« Je me rendis rue Saint-Benoit, où je vis d’une croisée passer le magnifique convoi du fameux et très-heureux, ou fort malheureux Loustaleau. Je dis heureux parce qu’il est débarrassé des peines de la vie, malheureux parce que peut-être si Mme la Mort l’eût consulté il serait encore en vie. »

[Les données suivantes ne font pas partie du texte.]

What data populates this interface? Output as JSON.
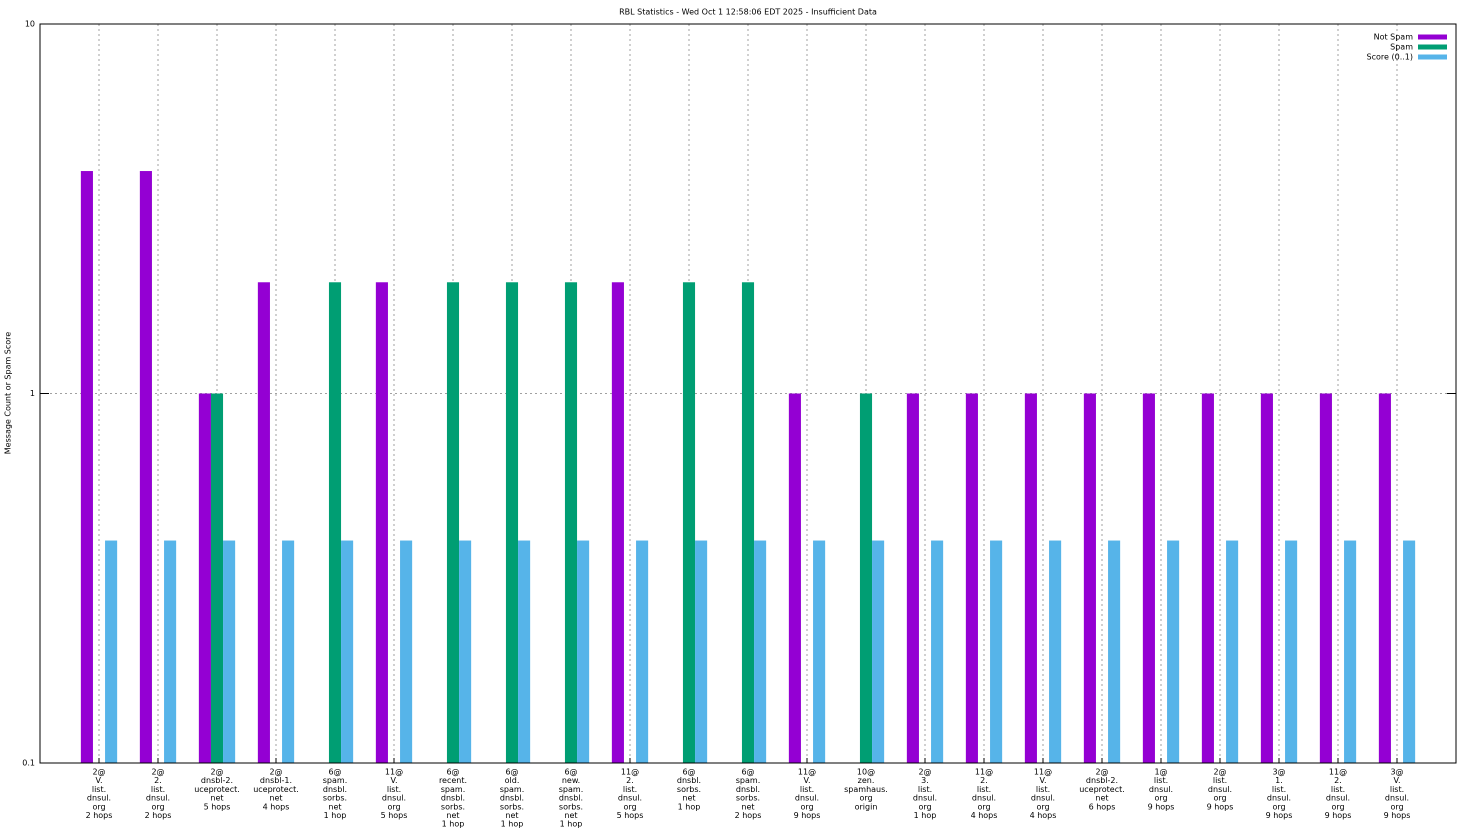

« Bientôt je vis défiler le funèbre appareil, ce qui me frappa ce fut le deuil. Les quatre coins du drap étaient portés par Honoré Mirabeau, Le Camus, Barnave et Alexandre Lameth. Prudhomme, en pleureuse, marchait immédiatement après le corps. À une petite distance venait le procureur général de la Lanterne ; il était furieux, se cognait le front, pleurait d’un œil et riait de l’autre. Il aurait voulu parler, mais la difficulté de sa prononciation empêchait de l’entendre. On distingua cependant qu’il promettait l’oraison funèbre du défunt, et que modestement il s’attribuait en ce moment la supériorité sur tous les révolutionnaires qui, comme lui, se croient gens de lettres. Le républicain Dusaulchoy suivait ; son œil sombre, ses cheveux noirs et plats lui donnaient un air de tristesse, qui, joint à la décence de son maintien, intéressait en sa faveur. Prudhomme se retournait de temps en temps, et le regardait en soupirant, mais sa fierté républicaine le rendait sourd à ces invitations. Mon Républicain, disait-il, vaut un autre journal. Les prêtres chantaient, Prudhomme, le désolé Prudhomme, beuglait. Le procureur général de la Lanterne délirait, selon son usage. » (Pages 22 et 23.)
L’auteur anonyme a voulu parodier l’oraison funèbre de Camille Desmoulins ; et la fin de son récit est probablement une raillerie à l’adresse des patriotes qui n’ont pas suivi jusqu’à sa dernière demeure le corps de Loustallot.